The Vermont Fish & Wildlife Department says preliminary numbers show hunters took slightly more deer in 2013 hunting seasons than the previous three-year average, reflecting a stable and healthy deer population in the state.
Deer biologist Adam Murkowski says reports from big game check stations throughout Vermont indicate deer hunters had a series of successful deer seasons in 2013. Hunters took a total of 14,116 deer in the state: 3,221 during archery season, 1,706 during youth weekend, 6,711 in rifle season, and 2,478 in muzzleloader season.
“The number of deer taken and the weight of deer measured by biologists indicate that Vermont’s deer population continues to remain in good health,” said Murkowski. “Compared to the average of the previous three years, harvest levels rose during the archery and November rifle seasons and remained roughly level during youth season.”
“We issued fewer antlerless permits for muzzleloader season the past couple of years, resulting in lower muzzleloader season harvests,” said Murkowski. “This decrease in antlerless permits is based on our management goal to promote a slow and steady growth of the herd in many parts of the state.”
Department biologists operated 24 big game registration stations during the two-day youth hunt and eight stations during the November rifle season. Accurate data on the age, sex, weight, antler characteristics, and overall health from 1,091 deer were collected with assistance from members of the University of Vermont Fisheries and Wildlife Society (UVM-TWS). Biologists and UVM-TWS members also assisted the Department of Health in monitoring for Eastern Equine Encephalitis (EEE).
Biological data from the check stations show that Vermont’s deer are healthier than in the past, with the average yearling buck weighing 10 lbs more than in the 1960s and 4 lbs more than the 1990s.
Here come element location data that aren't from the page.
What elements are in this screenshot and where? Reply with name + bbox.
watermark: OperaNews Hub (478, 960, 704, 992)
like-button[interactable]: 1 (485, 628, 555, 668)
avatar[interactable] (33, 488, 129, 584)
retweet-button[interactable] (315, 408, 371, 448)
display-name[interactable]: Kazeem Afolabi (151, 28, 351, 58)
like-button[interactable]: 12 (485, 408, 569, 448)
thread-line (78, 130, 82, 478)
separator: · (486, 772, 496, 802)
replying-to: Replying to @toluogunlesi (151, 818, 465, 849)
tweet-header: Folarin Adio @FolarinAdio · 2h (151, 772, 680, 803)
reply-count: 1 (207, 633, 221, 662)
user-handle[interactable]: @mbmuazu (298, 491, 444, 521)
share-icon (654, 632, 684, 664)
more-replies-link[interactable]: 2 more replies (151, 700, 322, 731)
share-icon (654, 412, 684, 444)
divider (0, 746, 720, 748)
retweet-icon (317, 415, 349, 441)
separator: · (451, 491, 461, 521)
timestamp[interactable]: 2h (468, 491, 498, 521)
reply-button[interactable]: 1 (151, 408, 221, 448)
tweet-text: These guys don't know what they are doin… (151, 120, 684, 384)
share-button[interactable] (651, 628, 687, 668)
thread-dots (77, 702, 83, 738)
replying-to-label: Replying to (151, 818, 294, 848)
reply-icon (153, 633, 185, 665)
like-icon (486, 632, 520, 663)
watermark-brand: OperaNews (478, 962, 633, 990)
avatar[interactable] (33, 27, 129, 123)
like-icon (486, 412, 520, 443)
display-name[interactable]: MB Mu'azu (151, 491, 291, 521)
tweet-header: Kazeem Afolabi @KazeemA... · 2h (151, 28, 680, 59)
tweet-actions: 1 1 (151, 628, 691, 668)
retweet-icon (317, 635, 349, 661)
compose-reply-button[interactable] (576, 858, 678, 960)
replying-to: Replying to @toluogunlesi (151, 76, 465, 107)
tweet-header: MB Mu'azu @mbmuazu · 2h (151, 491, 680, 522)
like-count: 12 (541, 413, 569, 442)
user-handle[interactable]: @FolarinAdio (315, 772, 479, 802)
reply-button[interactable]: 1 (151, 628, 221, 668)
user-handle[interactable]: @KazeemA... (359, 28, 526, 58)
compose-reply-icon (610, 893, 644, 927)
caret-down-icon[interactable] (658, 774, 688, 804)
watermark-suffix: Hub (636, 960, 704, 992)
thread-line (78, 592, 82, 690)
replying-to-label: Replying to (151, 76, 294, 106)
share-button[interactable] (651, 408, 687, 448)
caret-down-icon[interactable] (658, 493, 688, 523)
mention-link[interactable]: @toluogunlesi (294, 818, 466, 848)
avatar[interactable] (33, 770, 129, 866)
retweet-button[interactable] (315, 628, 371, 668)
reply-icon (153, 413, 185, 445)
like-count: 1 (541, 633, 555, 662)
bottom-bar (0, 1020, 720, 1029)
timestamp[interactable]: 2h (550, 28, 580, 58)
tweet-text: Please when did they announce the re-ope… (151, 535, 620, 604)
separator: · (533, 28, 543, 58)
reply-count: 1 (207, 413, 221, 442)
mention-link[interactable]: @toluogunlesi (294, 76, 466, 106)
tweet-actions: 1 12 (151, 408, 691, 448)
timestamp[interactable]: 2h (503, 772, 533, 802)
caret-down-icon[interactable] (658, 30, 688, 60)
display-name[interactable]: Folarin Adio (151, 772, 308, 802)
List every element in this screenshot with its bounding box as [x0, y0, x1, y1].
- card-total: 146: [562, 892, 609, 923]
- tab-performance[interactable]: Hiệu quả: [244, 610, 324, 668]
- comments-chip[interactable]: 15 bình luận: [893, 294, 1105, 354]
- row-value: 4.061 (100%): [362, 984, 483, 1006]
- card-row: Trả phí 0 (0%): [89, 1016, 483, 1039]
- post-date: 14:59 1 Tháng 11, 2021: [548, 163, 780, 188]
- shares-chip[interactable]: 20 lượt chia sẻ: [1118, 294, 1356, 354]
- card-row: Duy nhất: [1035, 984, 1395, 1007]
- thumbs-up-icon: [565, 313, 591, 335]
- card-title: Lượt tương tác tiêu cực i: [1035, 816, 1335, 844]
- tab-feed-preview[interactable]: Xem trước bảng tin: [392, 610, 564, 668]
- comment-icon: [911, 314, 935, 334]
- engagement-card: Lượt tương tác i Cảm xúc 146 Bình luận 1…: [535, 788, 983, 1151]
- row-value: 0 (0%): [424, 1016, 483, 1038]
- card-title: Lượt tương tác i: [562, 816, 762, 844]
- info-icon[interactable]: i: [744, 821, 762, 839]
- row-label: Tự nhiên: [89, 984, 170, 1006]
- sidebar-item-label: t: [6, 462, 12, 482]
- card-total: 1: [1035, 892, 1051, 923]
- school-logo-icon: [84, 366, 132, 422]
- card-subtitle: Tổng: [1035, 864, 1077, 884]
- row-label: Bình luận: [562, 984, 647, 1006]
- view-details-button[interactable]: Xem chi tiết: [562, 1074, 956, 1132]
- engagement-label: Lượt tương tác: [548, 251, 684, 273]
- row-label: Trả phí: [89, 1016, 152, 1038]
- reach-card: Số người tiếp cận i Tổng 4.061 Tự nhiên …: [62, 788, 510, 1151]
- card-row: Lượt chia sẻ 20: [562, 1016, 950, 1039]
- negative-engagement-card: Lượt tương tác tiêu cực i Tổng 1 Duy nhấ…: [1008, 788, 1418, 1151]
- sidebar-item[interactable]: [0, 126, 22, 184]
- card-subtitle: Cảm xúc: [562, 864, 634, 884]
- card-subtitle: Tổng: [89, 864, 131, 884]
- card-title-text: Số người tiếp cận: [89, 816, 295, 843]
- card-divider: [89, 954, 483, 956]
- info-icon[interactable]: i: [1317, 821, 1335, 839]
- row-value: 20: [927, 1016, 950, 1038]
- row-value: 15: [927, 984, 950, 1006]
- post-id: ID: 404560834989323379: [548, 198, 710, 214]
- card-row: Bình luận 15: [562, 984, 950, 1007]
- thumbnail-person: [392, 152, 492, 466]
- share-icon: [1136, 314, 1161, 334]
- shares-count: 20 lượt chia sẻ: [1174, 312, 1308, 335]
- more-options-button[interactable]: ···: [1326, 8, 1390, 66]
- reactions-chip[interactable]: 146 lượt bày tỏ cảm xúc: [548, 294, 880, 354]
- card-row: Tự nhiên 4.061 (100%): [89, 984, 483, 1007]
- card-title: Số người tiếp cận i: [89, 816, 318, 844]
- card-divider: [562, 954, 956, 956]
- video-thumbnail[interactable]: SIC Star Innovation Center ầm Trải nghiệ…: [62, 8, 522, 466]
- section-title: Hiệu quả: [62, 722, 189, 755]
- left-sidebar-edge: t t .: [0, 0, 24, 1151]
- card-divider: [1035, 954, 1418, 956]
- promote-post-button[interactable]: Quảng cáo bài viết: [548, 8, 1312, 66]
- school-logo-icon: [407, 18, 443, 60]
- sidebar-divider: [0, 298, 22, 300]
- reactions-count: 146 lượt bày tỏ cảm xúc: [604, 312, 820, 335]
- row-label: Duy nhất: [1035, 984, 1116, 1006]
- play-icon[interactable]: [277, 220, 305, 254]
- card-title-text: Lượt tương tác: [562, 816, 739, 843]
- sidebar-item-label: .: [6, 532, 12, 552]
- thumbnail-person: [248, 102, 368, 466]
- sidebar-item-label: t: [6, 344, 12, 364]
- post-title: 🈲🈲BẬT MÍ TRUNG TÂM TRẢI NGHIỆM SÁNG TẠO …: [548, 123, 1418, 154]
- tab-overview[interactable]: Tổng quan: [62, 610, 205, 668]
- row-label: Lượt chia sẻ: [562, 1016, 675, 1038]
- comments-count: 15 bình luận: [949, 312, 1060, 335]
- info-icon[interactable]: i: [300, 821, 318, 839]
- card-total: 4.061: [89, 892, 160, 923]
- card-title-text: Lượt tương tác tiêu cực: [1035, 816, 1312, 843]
According to Murkowski, the primary goal of Vermont’s deer management strategy is to keep Vermont’s deer herd stable, healthy and in balance with available habitat.
“Maintaining an appropriate number of deer on the landscape ensures Vermont’s deer and the habitats that support them remain healthy and productive,” said Murkowski. “Healthy habitats and stable deer herds are beneficial to the deer themselves, important to Vermont’s deer hunters, and they are beneficial to the health of the land and other wildlife.”
“Under our current goal of maintaining a healthy deer herd, a stable harvest is a good indicator that we are meeting our management objectives set out in Vermont’s 10-year Big Game Plan,” said Murkowski. “As long as the deer herd is healthy and responding to our management prescriptions, season totals in any given year may be up or down from the previous year. But the fact that fluctuations are small, rather than major boom and bust cycles, is an indicator that management strategies are working.”
Murkowski says the 14,116 deer brought home by hunters during the 2013 deer seasons resulted in Vermont hunters being able to benefit from over 700,000 lbs of lean high protein venison.
The 2013 report on deer hunting seasons with final numbers will be on the Vermont Fish & Wildlife website (www.vtfishandwildlife.com) by early February.